O que é insolvência transnacional e como é regulada

Por Vitor Antony Ferrari e Ivan Kubala*

É muito comum que grandes empresas possuam sedes e ativos em vários países, comercializando seus produtos e serviços por todo o globo. Todavia, a internacionalização das empresas tornou-se um problema quando, assoladas por crises financeiras, requeriam pedidos de recuperação judicial ou falência. A grande questão era qual o limite da jurisdição do magistrado responsável pelo caso, se haveria a possibilidade de decisões nacionais surtirem efeitos em território estrangeiro. 

A fim de legislar sobre casos internacionais e suas peculiaridades; garantir maior segurança jurídica no comércio internacional, e no próprio procedimento recuperacional ou falimentar; maximizar o valor dos ativos das sociedades transnacionais; e, sobretudo, permitir a reestruturação empresarial em nível internacional, criou-se um modelo de lei baseado na reciprocidade e cooperação internacional entre os Estados, de modo a garantir que os efeitos de uma recuperação judicial ou falência pudessem alcançar outras jurisdições. 

Com isso, tornou-se plenamente possível que uma empresa multinacional em dificuldade econômica, ou até mesmo seu credor, conseguisse que os efeitos de uma recuperação judicial, por exemplo, se fizessem presentes em todos os Estados em que a recuperanda possui ativos ou filiais, permitindo sua reestruturação de forma geral. 

No Brasil, a Lei Modelo que inaugurou a possibilidade de insolvência transnacional foi recepcionada pela Lei 11.101 de 2005, que trata justamente sobre os processos recuperacionais e falimentares no país.

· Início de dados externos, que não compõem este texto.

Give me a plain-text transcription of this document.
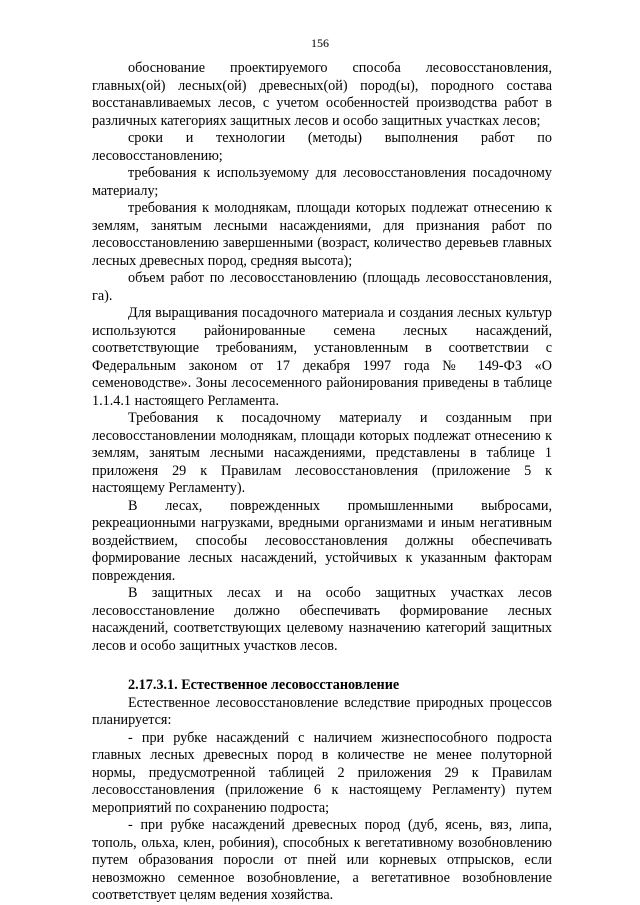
156

обоснование проектируемого способа лесовосстановления, главных(ой) лесных(ой) древесных(ой) пород(ы), породного состава восстанавливаемых лесов, с учетом особенностей производства работ в различных категориях защитных лесов и особо защитных участках лесов;

сроки и технологии (методы) выполнения работ по лесовосстановлению;

требования к используемому для лесовосстановления посадочному материалу;

требования к молоднякам, площади которых подлежат отнесению к землям, занятым лесными насаждениями, для признания работ по лесовосстановлению завершенными (возраст, количество деревьев главных лесных древесных пород, средняя высота);

объем работ по лесовосстановлению (площадь лесовосстановления, га).

Для выращивания посадочного материала и создания лесных культур используются районированные семена лесных насаждений, соответствующие требованиям, установленным в соответствии с Федеральным законом от 17 декабря 1997 года № 149-ФЗ «О семеноводстве». Зоны лесосеменного районирования приведены в таблице 1.1.4.1 настоящего Регламента.

Требования к посадочному материалу и созданным при лесовосстановлении молоднякам, площади которых подлежат отнесению к землям, занятым лесными насаждениями, представлены в таблице 1 приложеня 29 к Правилам лесовосстановления (приложение 5 к настоящему Регламенту).

В лесах, поврежденных промышленными выбросами, рекреационными нагрузками, вредными организмами и иным негативным воздействием, способы лесовосстановления должны обеспечивать формирование лесных насаждений, устойчивых к указанным факторам повреждения.

В защитных лесах и на особо защитных участках лесов лесовосстановление должно обеспечивать формирование лесных насаждений, соответствующих целевому назначению категорий защитных лесов и особо защитных участков лесов.

2.17.3.1. Естественное лесовосстановление

Естественное лесовосстановление вследствие природных процессов планируется:

- при рубке насаждений с наличием жизнеспособного подроста главных лесных древесных пород в количестве не менее полуторной нормы, предусмотренной таблицей 2 приложения 29 к Правилам лесовосстановления (приложение 6 к настоящему Регламенту) путем мероприятий по сохранению подроста;

- при рубке насаждений древесных пород (дуб, ясень, вяз, липа, тополь, ольха, клен, робиния), способных к вегетативному возобновлению путем образования поросли от пней или корневых отпрысков, если невозможно семенное возобновление, а вегетативное возобновление соответствует целям ведения хозяйства.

Destarte, há expressa previsão legal de como se dá o procedimento de insolvência transnacional envolvendo a jurisdição brasileira.

Primeiro, para que haja o reconhecimento do processo estrangeiro em solo brasileiro, é imprescindível que a sociedade empresária possua bens ou estabelecimentos no país. Ademais, é necessário que o representante do legitimado estrangeiro requeira, perante o

Juízo brasileiro competente, o reconhecimento do processo, apresentando toda a documentação exigida em lei.

Reconhecido, aplicam-se em território nacional os efeitos do procedimento requerido no exterior: suspensão das execuções em curso, bem como o curso de eventuais prescrições e, sobretudo, a ineficácia da transferência de bens do ativo da sociedade empresária sem expressa autorização do Juízo brasileiro e outros expressamente definidos em lei.  

Todavia, necessário ressaltar que, ainda que o processo seja reconhecido no Brasil, nem toda decisão estrangeira sobre o tema produzirá efeitos, mesmo que a ação principal tenha sido ajuizada no exterior. A legislação nacional é expressa ao destacar que somente produzirão efeitos no país as determinações estrangeiras que não contrariem legislação nacional. 

O inverso também é plenamente possível: uma recuperação judicial, ou falência, ajuizada no Brasil pode gerar efeitos em outros Estados, sendo necessário, entretanto, requerer o reconhecimento do processo brasileiro em solo estrangeiro nos termos da legislação vigente àquele local. Ainda que haja uma Lei Modelo internacional, cada país possui suas singularidades, exigindo o cumprimento de especificidades locais. 

O rito ordinário de um processo falimentar ou recuperacional é complexo, sendo importante que as partes envolvidas no caso estejam devidamente representados. Em casos internacionais, há ainda a necessidade constante de confirmar a compatibilidade de decisões e requerimentos com as legislações dos Estados envolvidos, aumentando o grau de complexidade do trabalho desenvolvido. Assim, profissionais especializados na área e com expertise em insolvência transnacional são essenciais para que haja o correto desenvolver do processo, de modo que a parte não seja prejudicada.